Robot Revelry

Last September at Affordable Art for Everyone, a yearly local art market, I met a talented artist by the name of Jeremy Wilken. For years he has been producing some of the most amazingly inventive, found-object robot sculptures called Woah-botz. I cannot urge you enough to check them out. The concepts he comes up with are just a pleasure to look at!

As we got to talking, we agreed to an exchange that would be a fun challenge for both of us. He had never made an animal Woah-bot and I had never sculpted a robot doll before.

I did a number of concept doodles for this little guy, and I knew that I wanted him to be more pose-able than any of my previous creations. Inspired by Jeremy’s use of found objects, I started to search for materials I could incorporate into my sculpt that would add to the character and illusion of him being an actual tiny automaton.

His arms and legs needed a way to remain bendable but also conceal the wires underneath the surface. In all of my other dolls I build up a layer of batting around the armature and cover it with cloth. With a robot, cloth would have been an out of place choice – though I did consider metallic meshes. I found inspiration at work however in a stretchy spiral keychain bracelet. After a bit of searching I found a 10-pack of black ones which fit perfectly over the armature wire and created the illusion of coiled spring arms and legs.

For the core of his body I also wanted to try something different. Jim McKenzie is a brilliant sculptor whose youtube videos showcase an array of techniques using Apoxie clay. In his Pumpkin Crab video, he uses floral foam to create an underlying sculpt – then applies clay over the top. Once the clay is set, he removes the foam, leaving a hollow and durable shell. This worked amazingly well, and allowed me to feed a strand of orange battery powered LED lights into the chest like glowing coals. I sculpted the back so it would hold the battery pack in place while also allowing easy access to change the batteries out in the future and to turn the lights on and off.

For the front view of the lights, I added in a piece of plastic with a Holographic Light Vinyl that we stock at Craft Warehouse. This vinyl distorts lights placed behind it making them look like starts. It helped to stylize the lights and make them a cohesive part of the figure.

Also brought from work were tiny adhesive pearls from the scrapbooking section. Before paint they looked rather out of place, but once they were covered with metallic paint and alcohol ink, they became perfectly sculpted rivets and bolts. On larger ones, I used a clock repair file to sand a groove into the tops to make them look more like the tops of screws.

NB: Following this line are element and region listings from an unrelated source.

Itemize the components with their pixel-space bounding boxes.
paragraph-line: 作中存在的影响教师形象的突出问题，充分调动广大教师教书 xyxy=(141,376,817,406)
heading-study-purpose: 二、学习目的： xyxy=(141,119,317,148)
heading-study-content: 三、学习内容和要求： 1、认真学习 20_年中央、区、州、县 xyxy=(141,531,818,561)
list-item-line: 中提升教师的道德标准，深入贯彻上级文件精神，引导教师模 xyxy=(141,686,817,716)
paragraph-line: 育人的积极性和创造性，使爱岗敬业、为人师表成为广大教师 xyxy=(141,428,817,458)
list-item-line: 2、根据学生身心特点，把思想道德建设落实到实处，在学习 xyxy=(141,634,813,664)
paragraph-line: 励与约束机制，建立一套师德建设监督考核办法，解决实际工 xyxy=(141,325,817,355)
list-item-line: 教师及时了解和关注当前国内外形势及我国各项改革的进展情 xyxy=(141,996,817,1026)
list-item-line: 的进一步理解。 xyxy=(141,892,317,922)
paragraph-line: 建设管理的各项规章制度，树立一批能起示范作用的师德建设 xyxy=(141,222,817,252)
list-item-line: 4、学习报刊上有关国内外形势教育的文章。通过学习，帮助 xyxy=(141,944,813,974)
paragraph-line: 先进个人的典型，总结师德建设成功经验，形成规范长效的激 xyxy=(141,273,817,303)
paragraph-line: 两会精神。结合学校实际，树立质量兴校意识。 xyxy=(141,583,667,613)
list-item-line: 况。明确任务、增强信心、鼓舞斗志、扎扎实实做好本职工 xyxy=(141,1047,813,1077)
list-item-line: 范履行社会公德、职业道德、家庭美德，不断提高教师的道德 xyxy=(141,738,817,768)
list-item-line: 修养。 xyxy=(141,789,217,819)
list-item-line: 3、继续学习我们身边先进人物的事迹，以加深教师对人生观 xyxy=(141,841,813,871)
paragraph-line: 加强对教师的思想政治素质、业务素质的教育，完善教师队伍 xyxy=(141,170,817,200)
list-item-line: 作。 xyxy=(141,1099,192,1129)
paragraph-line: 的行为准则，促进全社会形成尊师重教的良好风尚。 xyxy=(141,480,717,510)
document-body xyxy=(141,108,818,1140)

Two of the most unique parts of this character were his hands and eyebrows. When Jeremy first saw my dolls he described them as being like action figures, and that really stuck with me. Each finger was sculpted as an individual shape. Once the clay was dry, I sunk a hole into each finger and into the corresponding spot on the hand. The fingers were attached to a double twist of floral wire and more clay, and then connected to the hand. With the flexibility of the wire it meant that each finger would be able to flex independently, allowing the robot to grab, point, and gesture with more expression than before. The same technique was also applied to his eyebrows which created an assortment of often mischievous expressions!









Of course no documentation of this project would be complete without a group photo of the bots together. Jeremy’s creation – “Cluck Rogers” – is the most incredible combination of a tea pot, light fixtures, a wristwatch, and even goth collar spikes! All eyes were on this prize at Denny’s that afternoon! Just look at those details!